Померанцев оглянулся на Осокина:
— Записывайте, записывайте, не стойте столбом…
— А то будут опять говорить, что не стрелял никто, а я, может, своими ушами слышала! — Она тоже оглянулась на Осокина, разложившего бланк протокола на лавке под навесом.
— Откуда вы знаете, выстрел это был или это ухват у вас дома упал? — спросил Осокин, подняв голову.
— Я, милый, сорок лет женой офицера была! — сказала она. — По всей России с ним поездила. Он мне из пистолета стрелять давал. Уж я-то знаю, как он звучит! Ничего у меня дома не упало, понял? Вот так вот…
— Вы записали? — спросил Померанцев Осокина.
Тот кивнул, записывая.
— В какое время это было? — спросил Гера.
— Без десяти четыре, — сказала старушка. — Без пяти вообще-то, мои опять отстают… Раньше часы с гирями все ж лучше были. Всегда подвести можно, а тут батареек не напасешься… Я специально на часы посмотрела, сколько, мол, уже не сплю. Мне врачиха наша, участковая, Марья Власьевна, уже на пенсию ушла, всегда говорила: мол, ты смотри, Андреевна, сколько часов в сутки спишь, хоть ночью, хоть днем…
— Это тоже записывать? — спросил Осокин.
Померанцев не ответил, только смерил его взглядом.
Показание старушки примерно совпадало с данными о времени убийства. Плюс-минус пятнадцать минут.
— Значит, был выстрел, — кивнул Гера. — Спасибо! — Он привстал, поклонился старушке, махнул рукой Осокину: давай протокол. — Вы нам очень помогли, Елизавета Андреевна. Распишитесь здесь и здесь…
— Ой, я без очков, — сказала она. — Старая, не вижу ничего. Там все правильно? — Теперь она смотрела на Геру с полным доверием.
— Да… — Гера пробежал глазами протокол. — Можете подписывать.
Он подал ей авторучку, и все смотрели, как она непослушными старческими пальцами вывела свою роспись.
— Я вас провожу, если позволите, — сказал Гера, предложив ей руку.
Какое-то время они шли молча к ее дому, старому, запущенному, покосившемуся.
— И все равно стреляли из пистолета, — сказала она, остановившись. — А там думайте что хотите…

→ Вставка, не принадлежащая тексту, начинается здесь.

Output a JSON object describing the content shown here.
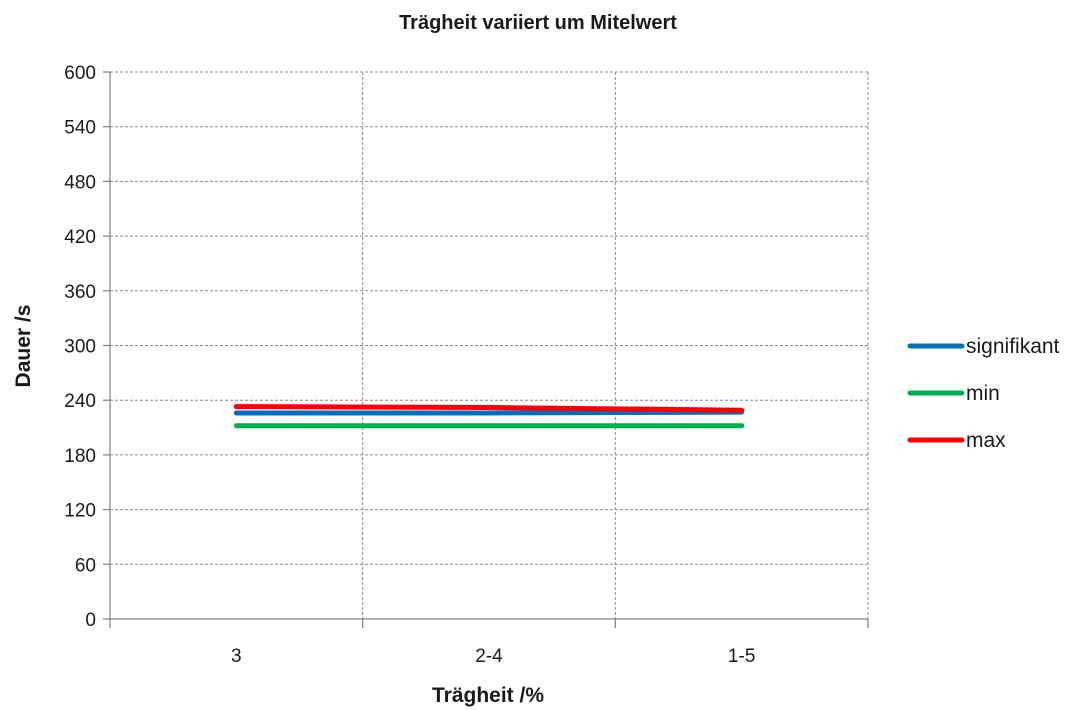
{
  "chart_data": {
    "type": "line",
    "title": "Trägheit variiert um Mitelwert",
    "xlabel": "Trägheit /%",
    "ylabel": "Dauer /s",
    "categories": [
      "3",
      "2-4",
      "1-5"
    ],
    "ylim": [
      0,
      600
    ],
    "yticks": [
      0,
      60,
      120,
      180,
      240,
      300,
      360,
      420,
      480,
      540,
      600
    ],
    "grid": true,
    "legend_position": "right",
    "series": [
      {
        "name": "signifikant",
        "values": [
          226,
          226,
          227
        ],
        "color": "#0070C0"
      },
      {
        "name": "min",
        "values": [
          212,
          212,
          212
        ],
        "color": "#00B050"
      },
      {
        "name": "max",
        "values": [
          233,
          232,
          229
        ],
        "color": "#FF0000"
      }
    ]
  }
}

— Но Анну Петровну зарезали обыкновенным ножом, — развел руками Гера. — И мы не знаем, как это теперь объяснить.
— А что тут объяснять? — Она повернулась к нему. — Рассуждайте сами. Вы молодые, вам виднее…
Пожалуй, она права, подумал Гера, возвращаясь к дому погибшей. Кто сказал, что удар ножом исключает выстрел?

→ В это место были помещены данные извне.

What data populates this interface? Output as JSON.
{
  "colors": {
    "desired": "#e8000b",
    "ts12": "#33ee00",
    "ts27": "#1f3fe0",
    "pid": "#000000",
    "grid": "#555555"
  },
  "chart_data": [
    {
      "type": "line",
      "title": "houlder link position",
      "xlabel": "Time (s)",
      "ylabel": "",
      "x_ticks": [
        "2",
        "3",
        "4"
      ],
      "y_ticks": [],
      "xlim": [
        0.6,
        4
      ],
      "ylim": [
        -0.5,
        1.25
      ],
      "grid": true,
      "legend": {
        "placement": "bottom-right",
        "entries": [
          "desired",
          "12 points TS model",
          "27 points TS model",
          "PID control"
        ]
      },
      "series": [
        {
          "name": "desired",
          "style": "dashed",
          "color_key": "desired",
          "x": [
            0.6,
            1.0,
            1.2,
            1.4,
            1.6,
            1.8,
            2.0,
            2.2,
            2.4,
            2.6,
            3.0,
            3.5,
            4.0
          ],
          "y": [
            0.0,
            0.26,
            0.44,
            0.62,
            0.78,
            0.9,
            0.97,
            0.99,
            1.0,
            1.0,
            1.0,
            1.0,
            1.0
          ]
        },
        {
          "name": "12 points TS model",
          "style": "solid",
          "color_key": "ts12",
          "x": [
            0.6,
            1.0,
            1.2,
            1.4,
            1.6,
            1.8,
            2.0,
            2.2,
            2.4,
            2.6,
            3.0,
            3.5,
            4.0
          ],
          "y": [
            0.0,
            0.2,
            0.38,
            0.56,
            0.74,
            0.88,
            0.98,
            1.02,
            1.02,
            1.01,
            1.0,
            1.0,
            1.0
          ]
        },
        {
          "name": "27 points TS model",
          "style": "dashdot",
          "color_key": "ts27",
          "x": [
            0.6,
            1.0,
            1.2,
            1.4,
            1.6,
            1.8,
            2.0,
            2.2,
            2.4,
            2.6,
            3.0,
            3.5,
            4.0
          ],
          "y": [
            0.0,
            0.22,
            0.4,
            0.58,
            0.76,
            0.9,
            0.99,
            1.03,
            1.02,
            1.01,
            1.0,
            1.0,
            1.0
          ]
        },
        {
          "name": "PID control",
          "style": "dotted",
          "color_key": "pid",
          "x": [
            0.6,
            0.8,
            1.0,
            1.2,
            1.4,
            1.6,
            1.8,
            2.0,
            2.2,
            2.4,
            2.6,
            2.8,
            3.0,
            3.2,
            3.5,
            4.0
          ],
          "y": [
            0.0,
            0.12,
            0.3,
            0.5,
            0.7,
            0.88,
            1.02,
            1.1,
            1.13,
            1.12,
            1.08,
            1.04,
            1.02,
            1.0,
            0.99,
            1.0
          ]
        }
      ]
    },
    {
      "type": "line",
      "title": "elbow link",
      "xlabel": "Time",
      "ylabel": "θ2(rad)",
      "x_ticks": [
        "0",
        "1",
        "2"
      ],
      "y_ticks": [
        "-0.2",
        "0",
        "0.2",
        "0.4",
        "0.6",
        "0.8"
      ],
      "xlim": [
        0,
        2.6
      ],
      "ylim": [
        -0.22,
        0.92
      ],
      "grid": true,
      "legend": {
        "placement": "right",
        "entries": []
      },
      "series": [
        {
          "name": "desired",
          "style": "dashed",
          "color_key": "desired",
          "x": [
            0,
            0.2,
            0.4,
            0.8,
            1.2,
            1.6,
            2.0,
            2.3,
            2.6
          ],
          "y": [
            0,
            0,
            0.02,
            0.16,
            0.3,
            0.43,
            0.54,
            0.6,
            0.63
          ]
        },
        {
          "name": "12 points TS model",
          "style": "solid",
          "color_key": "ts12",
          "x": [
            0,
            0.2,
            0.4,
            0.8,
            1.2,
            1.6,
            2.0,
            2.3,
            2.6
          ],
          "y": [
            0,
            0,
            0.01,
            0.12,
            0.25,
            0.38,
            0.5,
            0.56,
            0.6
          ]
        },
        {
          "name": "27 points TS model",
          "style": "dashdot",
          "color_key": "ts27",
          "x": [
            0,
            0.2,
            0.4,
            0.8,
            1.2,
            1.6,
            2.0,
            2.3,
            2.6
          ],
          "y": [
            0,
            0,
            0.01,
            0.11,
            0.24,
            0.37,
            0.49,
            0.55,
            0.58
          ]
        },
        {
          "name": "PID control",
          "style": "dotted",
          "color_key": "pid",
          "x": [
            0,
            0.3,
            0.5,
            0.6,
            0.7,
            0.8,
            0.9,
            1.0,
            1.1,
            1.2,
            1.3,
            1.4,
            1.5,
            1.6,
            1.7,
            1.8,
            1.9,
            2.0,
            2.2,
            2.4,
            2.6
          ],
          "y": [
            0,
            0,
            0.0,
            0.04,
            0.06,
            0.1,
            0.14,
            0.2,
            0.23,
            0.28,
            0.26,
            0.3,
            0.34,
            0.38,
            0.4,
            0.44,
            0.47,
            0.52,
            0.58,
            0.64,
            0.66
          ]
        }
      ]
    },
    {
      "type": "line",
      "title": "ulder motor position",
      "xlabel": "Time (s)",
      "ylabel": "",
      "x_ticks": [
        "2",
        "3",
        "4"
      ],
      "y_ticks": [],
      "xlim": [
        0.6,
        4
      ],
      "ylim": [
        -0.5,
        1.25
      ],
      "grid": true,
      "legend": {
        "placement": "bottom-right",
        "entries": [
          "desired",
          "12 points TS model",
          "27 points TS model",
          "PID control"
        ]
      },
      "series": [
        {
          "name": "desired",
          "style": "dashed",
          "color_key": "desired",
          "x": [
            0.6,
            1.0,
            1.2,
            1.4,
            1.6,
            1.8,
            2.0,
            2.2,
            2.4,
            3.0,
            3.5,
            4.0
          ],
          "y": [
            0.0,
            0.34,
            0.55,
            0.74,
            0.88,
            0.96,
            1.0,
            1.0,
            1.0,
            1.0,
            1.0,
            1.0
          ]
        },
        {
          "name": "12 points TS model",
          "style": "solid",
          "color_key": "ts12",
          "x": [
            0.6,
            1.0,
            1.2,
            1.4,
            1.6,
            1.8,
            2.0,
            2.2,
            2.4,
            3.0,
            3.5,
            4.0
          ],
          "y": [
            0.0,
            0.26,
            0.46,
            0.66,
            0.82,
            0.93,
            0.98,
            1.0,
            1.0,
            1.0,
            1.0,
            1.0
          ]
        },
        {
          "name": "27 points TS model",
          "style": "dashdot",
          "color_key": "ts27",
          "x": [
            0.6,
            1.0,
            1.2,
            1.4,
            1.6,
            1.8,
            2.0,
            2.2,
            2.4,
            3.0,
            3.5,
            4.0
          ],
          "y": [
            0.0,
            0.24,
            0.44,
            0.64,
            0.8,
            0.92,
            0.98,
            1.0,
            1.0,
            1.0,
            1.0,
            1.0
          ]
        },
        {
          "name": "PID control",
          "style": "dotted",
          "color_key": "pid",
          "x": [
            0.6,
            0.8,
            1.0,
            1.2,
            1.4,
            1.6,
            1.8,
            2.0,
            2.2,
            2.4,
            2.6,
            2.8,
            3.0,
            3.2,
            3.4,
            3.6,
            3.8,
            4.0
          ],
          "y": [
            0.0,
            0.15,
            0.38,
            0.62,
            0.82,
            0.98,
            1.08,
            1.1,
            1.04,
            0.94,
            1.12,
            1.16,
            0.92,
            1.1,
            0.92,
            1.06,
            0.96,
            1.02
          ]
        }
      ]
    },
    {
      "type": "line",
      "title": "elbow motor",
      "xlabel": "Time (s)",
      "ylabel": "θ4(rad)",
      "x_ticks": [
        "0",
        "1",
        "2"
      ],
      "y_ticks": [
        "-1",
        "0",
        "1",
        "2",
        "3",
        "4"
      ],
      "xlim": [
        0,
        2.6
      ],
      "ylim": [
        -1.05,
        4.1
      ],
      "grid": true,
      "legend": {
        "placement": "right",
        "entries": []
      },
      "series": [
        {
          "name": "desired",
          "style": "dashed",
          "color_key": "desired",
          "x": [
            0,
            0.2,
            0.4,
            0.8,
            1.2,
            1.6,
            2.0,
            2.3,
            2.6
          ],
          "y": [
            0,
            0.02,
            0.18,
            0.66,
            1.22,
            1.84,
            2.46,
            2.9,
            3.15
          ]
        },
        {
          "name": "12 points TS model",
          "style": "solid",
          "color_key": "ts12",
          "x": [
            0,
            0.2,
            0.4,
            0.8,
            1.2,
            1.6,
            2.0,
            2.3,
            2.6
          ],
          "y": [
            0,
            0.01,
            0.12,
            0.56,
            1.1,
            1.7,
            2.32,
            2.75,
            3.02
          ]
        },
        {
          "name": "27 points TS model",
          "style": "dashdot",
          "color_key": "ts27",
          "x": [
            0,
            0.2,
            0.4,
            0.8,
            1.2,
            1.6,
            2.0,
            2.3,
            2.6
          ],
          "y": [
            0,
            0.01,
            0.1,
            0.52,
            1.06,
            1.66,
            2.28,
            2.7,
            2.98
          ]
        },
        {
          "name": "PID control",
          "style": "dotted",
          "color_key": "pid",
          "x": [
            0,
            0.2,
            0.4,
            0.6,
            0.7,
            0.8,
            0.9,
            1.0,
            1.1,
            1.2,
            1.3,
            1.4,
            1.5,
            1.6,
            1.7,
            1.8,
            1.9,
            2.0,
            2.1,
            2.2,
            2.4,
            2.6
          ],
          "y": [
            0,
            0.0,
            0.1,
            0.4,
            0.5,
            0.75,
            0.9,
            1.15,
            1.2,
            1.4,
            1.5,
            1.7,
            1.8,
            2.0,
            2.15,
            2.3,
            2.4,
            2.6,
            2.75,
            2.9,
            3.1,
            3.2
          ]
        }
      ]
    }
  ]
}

— Выстрел нельзя исключать, — сказал он Померанцеву. — В таком темном деле нельзя ничего упускать из внимания…
Он сел на лавку в сенях и снова посмотрел на следы.
— Не думайте, мы не сразу отмахнулись от ее показаний, — сказал Осокин. — И все осмотрели.
— Заранее не веря, что найдете улику? — сказал Померанцев.
— А вы верите? — спросил Осокин с вызовом. — Тогда поищите сами.
— Если уж вы не нашли по горячим следам… — хмыкнул Гера.
— Ладно, если здесь стреляли, то куда подевалась пуля? — спросил Осокин.
Померанцев пристально взглянул и качнул головой.
— Все боретесь за честь мундира, — сказал он. — А следовало бы бороться за чистоту совести… Значит, вы уверены в своих выводах?
— Я не привык повторяться. — Осокин стал нервно прохаживаться по дорожке, похоже собираясь уходить.
— Если предполагается, что здесь стреляли, вы должны были воспользоваться металлоискателем, не так ли? — не отставал Гера.
— Пули мы не нашли, — сказал Осокин.
— Ее трудно найти, — пожал плечами Померанцев. — А вот гильзу… Или подняли, или она осталась в револьвере. Но должны же быть хоть какие-то следы!
Он взглянул при этом на судмедэксперта. Тот пожал плечами, опустил глаза.
— Еще раз повторяю, — медленно сказал Померанцев. — Мы должны проверить все. Любую зацепку. Короче, металлоискатель у вас с собой?
— Да есть, в машине… — Осокин кивнул в сторону микроавтобуса, стоявшего на дороге. — Принести?
Померанцев смотрел на него сузившимися глазами.
— Еще спрашиваете? А если мы что-то найдем с его помощью?
— Тогда я подам рапорт на увольнение, — сказал Осокин. — А если не найдете?
— Тогда я предложу, чтобы вас уволили, — сказал Померанцев. — С формулировкой о неполном соответствии. Несите!